The film’s first hour is devoted to the lead up to the act that kicks off the revenge rampage and, whilst it has a few decent hypnotic scenes, there is absolutely no reason for this act to last an entire goddamned hour. The sheer length of time and endless… slow… drawled… beat-filled… speeches reach for a profundity the film doesn’t actually have and certain stylistic beats, like dissolving Mandy and the cult leader’s faces into one another so that they’re basically inseparable, lose whatever coolness they had by Cosmatos going to the well with them way too many times.
Which brings me to my most personal of criticisms: like a lot of prog-rock, it’s utter nonsense and I genuinely can’t tell how much of it is meant to be taken seriously and how much of it is aware that it’s very silly. Because Mandy is very, very, very silly – you’ve likely already heard about the much-vaunted chainsaw duel, and it is just as gloriously stupid in reality as it sounds on paper.

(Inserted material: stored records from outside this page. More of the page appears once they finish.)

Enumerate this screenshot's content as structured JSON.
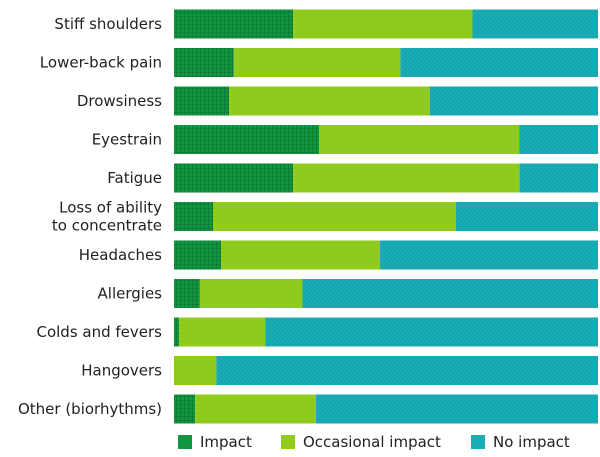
{
  "chart_data": {
    "type": "bar",
    "orientation": "horizontal",
    "stacked": true,
    "percent_scale": true,
    "categories": [
      [
        "Stiff shoulders"
      ],
      [
        "Lower-back pain"
      ],
      [
        "Drowsiness"
      ],
      [
        "Eyestrain"
      ],
      [
        "Fatigue"
      ],
      [
        "Loss of ability",
        "to concentrate"
      ],
      [
        "Headaches"
      ],
      [
        "Allergies"
      ],
      [
        "Colds and fevers"
      ],
      [
        "Hangovers"
      ],
      [
        "Other (biorhythms)"
      ]
    ],
    "series": [
      {
        "name": "Impact",
        "color": "#109540",
        "pattern": "grid",
        "values": [
          28.1,
          14.1,
          13.0,
          34.2,
          28.1,
          9.2,
          11.1,
          6.1,
          1.2,
          0.0,
          5.0
        ]
      },
      {
        "name": "Occasional impact",
        "color": "#8ecb1c",
        "pattern": "none",
        "values": [
          42.3,
          39.3,
          47.3,
          47.2,
          53.4,
          57.3,
          37.5,
          24.2,
          20.3,
          10.0,
          28.5
        ]
      },
      {
        "name": "No impact",
        "color": "#19aeb6",
        "pattern": "dots",
        "values": [
          29.6,
          46.6,
          39.7,
          18.6,
          18.5,
          33.5,
          51.4,
          69.7,
          78.5,
          90.0,
          66.5
        ]
      }
    ],
    "legend_position": "bottom",
    "grid": false
  }
}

But it moves at a glacier’s pace, lingers on scenes and beats for egregiously long stretches of time, and it’s coated in so much attempted symbolism that I can’t help but think there’s a deeper layer I’m either missing or finding drowned out by Carpenters gags, pithy one-liners, and the kind of overblown axe-forging montages you only ever saw in videos featured on MTV’s Headbanger’s Ball segments.
I’ll say this much, I can guarantee that you and I will not see anything else like Mandy for the rest of this year, maybe the rest of this decade and possibly even the next. It is a one-of-a-kind, leaving-everything-on-the-table work of a singular creative vision that will cut straight to the hearts of those attuned to its wavelength and pick up a deserved rabid cult following. Everyone else will probably sit semi-appreciative and somewhat-bewildered by what is basically Archer‘s Kreiger painting another Rush album cover onto the side of his van.
Mandy will be on general release in UK cinemas on Friday 12th October.